Hall studied theatre performance and has worked for various companies. But, along the way, he became increasingly interested in producing projects aimed at young people. One such production became the catalyst for Hall to reveal his HIV status.
“I worked with Contact Theatre’s young company on Under the Covers, a piece about sex and sexuality. The brutal honesty and vulnerability of the people involved made me realise that I needed to step up to the plate and practice what I preach in the work I do. Burying my feelings for so long, and not telling my family about my HIV status, meant that I was leading a double life. On the surface I was making everything appear perfect but underneath there were too many cracks to paper over and eventually it all came stumbling out.’
It sounds as though the experience of making his HIV status public felt like coming out all over again.
“Completely. The longer you live with it, the longer you understand it and understand yourself, similar to how you are with your sexuality. I was at a George House Trust event and half the speakers had gone many years without telling people. There was a theme of being ashamed and hiding away. For me it had to be all or nothing and I’m now in a place where I can take it all on.”
As people become more informed about HIV, you might assume that the level of paranoia and adverse reaction has reduced. The reality, as Hall explains, is that many people remain unenlightened.
“Unfortunately, discrimination still goes on in the workplace and many people don’t understand what to do when they work with someone who is HIV. When I was diagnosed, I was very aware of being careful who I told. You don’t know where such personal information might go or what a person might do with it. I know of someone who told their employer and realised that, after five years, they’d never once been put on the same rota with certain managers who knew. Even in healthcare there are issues with staff saying a patient’s status out loud in wards or asking people to take the last appointments of the day. Luckily, working in an arts environment I’ve had lots of supportive reactions.”
The LGBT+ community are often weighed down by labels. Ongoing concerns about what terms are PC (or not) can feel like a minefield but, for Hall, things are becoming clearer.

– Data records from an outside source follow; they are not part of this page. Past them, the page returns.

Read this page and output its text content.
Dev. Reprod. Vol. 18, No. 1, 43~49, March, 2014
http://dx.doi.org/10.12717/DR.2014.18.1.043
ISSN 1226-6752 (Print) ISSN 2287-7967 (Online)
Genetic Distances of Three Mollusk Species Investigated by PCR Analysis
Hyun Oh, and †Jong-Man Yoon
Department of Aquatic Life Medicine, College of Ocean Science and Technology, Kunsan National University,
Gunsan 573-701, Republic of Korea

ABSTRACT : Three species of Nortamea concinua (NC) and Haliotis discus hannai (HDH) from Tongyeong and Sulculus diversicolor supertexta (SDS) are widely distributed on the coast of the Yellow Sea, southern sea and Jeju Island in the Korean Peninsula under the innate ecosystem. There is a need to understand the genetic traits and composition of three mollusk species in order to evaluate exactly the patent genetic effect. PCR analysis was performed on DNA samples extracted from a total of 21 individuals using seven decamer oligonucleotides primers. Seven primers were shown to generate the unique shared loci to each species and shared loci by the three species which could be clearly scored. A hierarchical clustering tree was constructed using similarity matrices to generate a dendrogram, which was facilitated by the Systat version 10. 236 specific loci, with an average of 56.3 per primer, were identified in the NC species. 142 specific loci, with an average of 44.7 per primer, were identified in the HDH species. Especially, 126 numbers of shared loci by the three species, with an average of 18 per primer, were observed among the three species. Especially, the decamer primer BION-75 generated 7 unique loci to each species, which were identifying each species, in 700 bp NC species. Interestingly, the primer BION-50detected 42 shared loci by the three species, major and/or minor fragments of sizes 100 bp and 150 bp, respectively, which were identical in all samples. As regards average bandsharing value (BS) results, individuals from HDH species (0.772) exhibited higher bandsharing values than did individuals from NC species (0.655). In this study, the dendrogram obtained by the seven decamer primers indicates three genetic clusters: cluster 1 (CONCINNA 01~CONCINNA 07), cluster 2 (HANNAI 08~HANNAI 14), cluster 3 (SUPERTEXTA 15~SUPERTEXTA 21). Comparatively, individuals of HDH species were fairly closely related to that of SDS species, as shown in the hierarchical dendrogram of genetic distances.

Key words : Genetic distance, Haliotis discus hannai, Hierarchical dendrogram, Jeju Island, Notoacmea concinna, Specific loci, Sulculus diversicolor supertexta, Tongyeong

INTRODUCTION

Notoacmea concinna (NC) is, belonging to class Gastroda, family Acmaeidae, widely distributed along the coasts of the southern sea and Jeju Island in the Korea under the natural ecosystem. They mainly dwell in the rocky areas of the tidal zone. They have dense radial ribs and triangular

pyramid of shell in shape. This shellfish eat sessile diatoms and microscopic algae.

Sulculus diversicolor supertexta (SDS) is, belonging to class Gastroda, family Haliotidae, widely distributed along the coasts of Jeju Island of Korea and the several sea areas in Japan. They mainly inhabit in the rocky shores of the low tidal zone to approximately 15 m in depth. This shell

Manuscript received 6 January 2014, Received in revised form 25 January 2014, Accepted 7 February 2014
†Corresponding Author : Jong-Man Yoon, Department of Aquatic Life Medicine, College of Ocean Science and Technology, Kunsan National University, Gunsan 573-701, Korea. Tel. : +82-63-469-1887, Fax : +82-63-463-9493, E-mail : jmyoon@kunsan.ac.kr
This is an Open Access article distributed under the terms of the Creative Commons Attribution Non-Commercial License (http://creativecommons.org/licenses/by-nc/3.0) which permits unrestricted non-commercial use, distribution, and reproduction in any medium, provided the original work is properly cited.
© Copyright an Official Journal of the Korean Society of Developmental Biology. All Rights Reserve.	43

“I’m gay but I always say I’m queer. I reclaimed that word because for a long time I felt a little ashamed about the way some gay men like to lead their lives. With this show, I’m presenting a version of myself that previously I might have hidden from people. It’s a demand for equality to not do my life the same as everyone else. There’s a theme of making a mess of my life and of always wanting to tidy things up. By the end of the show I make a realisation that I need to accept that I can’t tidy everything up and that that’s OK because we’re human, messy and complicated.”